Her father is on his own, contentedly so, it seems, head resting back, eyes closed.
Elizabeth would love to join him, to shut herself off from this world, but she is host tonight. As much as she wishes to have Darcy at her side, to know that they are in this together, as he promised they would be, she cannot shirk her duties.
She must play nice with them, even the traitor in their midst.
Head held high, she steps forward.
A hand restrains her.
She glances up, and gasps softly at the gentle intensity of Darcy’s adoring gaze.

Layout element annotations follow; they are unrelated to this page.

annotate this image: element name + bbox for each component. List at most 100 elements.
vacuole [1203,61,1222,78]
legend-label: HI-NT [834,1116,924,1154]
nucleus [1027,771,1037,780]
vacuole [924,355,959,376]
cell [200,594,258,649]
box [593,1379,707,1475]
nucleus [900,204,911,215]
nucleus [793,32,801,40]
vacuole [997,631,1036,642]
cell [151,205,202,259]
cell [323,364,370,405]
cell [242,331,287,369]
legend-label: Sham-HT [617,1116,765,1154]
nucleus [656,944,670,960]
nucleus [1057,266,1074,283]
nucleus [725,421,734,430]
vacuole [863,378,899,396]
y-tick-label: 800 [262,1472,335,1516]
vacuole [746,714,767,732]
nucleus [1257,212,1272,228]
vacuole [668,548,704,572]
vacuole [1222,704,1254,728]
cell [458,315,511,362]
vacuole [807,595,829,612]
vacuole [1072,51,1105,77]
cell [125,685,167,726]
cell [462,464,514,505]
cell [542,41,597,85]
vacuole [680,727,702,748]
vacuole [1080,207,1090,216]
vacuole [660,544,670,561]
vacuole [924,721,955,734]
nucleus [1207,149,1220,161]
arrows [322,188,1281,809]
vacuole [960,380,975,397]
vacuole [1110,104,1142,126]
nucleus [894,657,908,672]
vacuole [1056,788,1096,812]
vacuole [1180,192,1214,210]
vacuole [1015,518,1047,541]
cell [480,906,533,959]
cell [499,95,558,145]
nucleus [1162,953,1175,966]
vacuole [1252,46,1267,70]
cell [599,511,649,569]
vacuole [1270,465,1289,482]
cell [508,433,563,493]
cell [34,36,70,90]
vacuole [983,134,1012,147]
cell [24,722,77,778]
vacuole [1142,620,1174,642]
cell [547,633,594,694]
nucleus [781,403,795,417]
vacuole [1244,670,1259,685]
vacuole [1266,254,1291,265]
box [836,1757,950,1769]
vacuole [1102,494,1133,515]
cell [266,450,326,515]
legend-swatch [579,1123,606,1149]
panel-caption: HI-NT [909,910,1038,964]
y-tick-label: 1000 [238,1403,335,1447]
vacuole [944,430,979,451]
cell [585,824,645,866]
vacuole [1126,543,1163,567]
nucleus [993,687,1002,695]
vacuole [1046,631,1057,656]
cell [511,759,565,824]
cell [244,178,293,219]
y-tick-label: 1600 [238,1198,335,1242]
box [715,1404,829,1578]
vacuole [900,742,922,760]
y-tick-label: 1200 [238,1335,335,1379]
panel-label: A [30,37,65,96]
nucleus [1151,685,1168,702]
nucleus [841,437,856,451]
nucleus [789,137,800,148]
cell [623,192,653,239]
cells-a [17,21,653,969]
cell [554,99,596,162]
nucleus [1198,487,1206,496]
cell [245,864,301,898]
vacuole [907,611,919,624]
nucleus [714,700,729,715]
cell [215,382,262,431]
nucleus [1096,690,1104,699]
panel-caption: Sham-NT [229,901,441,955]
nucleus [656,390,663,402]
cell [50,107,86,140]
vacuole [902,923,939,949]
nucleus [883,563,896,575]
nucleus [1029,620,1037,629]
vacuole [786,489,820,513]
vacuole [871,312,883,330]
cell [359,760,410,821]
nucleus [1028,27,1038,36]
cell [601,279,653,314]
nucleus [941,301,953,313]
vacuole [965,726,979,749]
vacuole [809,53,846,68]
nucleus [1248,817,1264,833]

“Forgive me,” he says, just as she says the same.
They share a laugh.
“I should not have doubted you” he says as she tries her own apology, “I should have taken more care.”
“That man calls for doubt,” she argues as he insists, “You took more than enough.”
Darcy enfolds her in his arms. “Look at us. Perfectly in harmony, though our steps are a tad offbeat.”
“Careful. The others are watching.” Elizabeth sees Caroline above all with her sour expression of disappointment, and Lady Catherine’s flaring nostrils.
“Let them,” Darcy challenges, and presses a kiss to her lips.
Elizabeth could melt in that moment. All is well. It was only a moment’s misunderstanding, but it’s passed like the seasons.
They are together, as they’ve ever been, and together they weave through their guests, a united front against a bristling storm.